Converting landscapes to oil palm has extensive implications for the lives and livelihoods of land-dependent people who live in and around company concessions. Proponents of industrial oil palm emphasize its development benefits for rural areas. Last year, Awang Faroek Ishak, the outgoing governor of East Kalimantan (soon to be replaced by the recently elected Isran Noor, who was the East Kutai district head from 2009 to 2015), said in an interview that “palm oil is a development solution, as companies are able to offer — through corporate sustainable responsibility programs — roads and schools and health clinics.”

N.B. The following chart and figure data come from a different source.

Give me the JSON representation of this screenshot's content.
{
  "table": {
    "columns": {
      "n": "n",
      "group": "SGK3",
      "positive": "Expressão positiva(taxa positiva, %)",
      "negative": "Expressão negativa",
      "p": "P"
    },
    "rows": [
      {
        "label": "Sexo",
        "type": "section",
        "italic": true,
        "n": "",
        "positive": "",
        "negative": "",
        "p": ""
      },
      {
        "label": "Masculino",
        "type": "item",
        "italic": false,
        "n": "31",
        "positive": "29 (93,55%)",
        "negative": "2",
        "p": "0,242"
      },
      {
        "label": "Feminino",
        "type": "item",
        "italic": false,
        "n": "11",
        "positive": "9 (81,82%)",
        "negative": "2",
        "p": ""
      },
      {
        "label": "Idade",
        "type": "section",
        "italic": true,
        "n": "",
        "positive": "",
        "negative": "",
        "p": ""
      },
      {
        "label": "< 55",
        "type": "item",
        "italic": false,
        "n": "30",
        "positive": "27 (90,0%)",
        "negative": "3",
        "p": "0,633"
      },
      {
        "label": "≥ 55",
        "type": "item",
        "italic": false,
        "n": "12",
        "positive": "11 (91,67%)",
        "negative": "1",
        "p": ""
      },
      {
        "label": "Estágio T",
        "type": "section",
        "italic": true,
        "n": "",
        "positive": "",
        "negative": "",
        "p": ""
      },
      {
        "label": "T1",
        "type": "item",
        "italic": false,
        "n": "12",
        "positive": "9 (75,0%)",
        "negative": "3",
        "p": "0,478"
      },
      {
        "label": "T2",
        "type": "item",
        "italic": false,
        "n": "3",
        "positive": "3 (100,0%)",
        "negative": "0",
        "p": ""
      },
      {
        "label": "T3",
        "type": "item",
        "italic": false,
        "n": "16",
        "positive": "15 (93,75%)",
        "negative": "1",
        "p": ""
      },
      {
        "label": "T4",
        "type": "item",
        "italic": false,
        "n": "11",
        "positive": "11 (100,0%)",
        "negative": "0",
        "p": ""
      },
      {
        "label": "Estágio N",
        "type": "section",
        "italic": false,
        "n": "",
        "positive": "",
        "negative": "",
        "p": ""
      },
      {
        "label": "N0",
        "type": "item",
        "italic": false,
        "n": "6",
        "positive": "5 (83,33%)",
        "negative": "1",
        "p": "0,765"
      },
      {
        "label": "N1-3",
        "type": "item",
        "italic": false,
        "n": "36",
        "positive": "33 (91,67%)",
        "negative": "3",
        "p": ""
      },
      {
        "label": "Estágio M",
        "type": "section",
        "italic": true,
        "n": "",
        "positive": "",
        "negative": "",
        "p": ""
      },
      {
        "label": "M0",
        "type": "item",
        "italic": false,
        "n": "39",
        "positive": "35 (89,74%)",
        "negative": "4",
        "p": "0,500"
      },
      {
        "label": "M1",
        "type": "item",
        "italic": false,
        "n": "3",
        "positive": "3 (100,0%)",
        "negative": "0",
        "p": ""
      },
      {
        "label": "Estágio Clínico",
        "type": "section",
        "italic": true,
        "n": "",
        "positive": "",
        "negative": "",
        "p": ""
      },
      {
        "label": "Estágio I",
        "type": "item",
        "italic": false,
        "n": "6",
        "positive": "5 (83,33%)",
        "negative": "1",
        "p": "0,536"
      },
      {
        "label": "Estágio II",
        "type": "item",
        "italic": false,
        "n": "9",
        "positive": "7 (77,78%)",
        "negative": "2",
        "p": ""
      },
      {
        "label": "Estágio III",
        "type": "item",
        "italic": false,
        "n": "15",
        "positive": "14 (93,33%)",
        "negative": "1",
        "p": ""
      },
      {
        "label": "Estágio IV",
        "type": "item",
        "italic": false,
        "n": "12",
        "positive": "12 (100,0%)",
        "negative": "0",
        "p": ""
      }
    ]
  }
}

Yet in the East Kutai subdistrict of Busang, where Long Bentuk and five other villages are located, these programs have not emerged. Busang is not an anomaly — a recent study assessing the development contribution of oil palm indicates that even plantations certified to the highest industry standard, that awarded by the Roundtable on Sustainable Palm Oil, have not led to a decrease in rural poverty, and that the number of healthcare facilities per capita declined between 2000 and 2014 in regions where oil palm has proliferated. While oil palm companies have been present in Busang for over a decade, still no state road connects to the city of Samarinda, where the nearest market, hospital, university and other services are located. The only access is through an endless timber plantation: a bone-rattling nine-hour drive through spindly acacia trees growing in uniform lines.
Indonesia’s 2001 decentralization laws gave local governments the authority to greenlight oil palm, logging and mining operations. This new power was not matched with support or the budget to ensure that companies delivered development contributions. Benefit arrangements are actually left to companies to forge with local communities. Without government oversight to ensure that companies acquire land in a way that is not coercive — or that any negotiations are conducted at all — communities are vulnerable to strategies taken up by the private sector to pressure them to release land. Local communities’ capacity to determine how their land is used, and to ensure that negotiations reflect all the preferences and concerns of social groups, is limited. Increasingly, communities find that, even where they refuse to release land, as with the community of Long Bentuk, companies go around them, leaving their village residential and farming land in place but surrounded by plantations.
Permitting oil palm
In late January 2006, just weeks before he was to leave office, the then district head of East Kutai signed off on four oil palm companies’ early-stage land-use permits for most of Long Bentuk’s land. The permits were issued one after the other, four days in a row. The four companies lead back to two main business groups: the Teladan Prima Group and the Triputra Group. In Indonesia, larger companies create a number of smaller subsidiaries to get around laws that prohibit any single company from operating concessions larger than 200 square kilometers (77 square miles).
In Long Bentuk, it wasn’t until local residents discovered workers cutting trees in their ancestral forest that they realized their land had been issued permits for oil palm, according to Wang Beng, a Dayak Medang elder from Long Bentuk. A long struggle against the oil palm companies ensued over the subsequent decade. The Dayak Medang villagers tried every strategy they could, rallying their community to protest the land clearing, reporting to the district government and law enforcement agencies, and eventually traveling to Jakarta, the Indonesian capital, to report to national authorities. The companies’ continued pressure brought previously mutually agreed borders between villages into dispute.
“When the company first came, we knew the impacts would be bad, but the neighboring villages accepted, so now we are encircled by oil palm,” said Mensea, the former long-serving kepala adat. This strategy of enclaving communities who refuse to release land is frequently taken by oil palm companies: Residents are left in place with just enough land for current generations to continue farming, at least in the short term.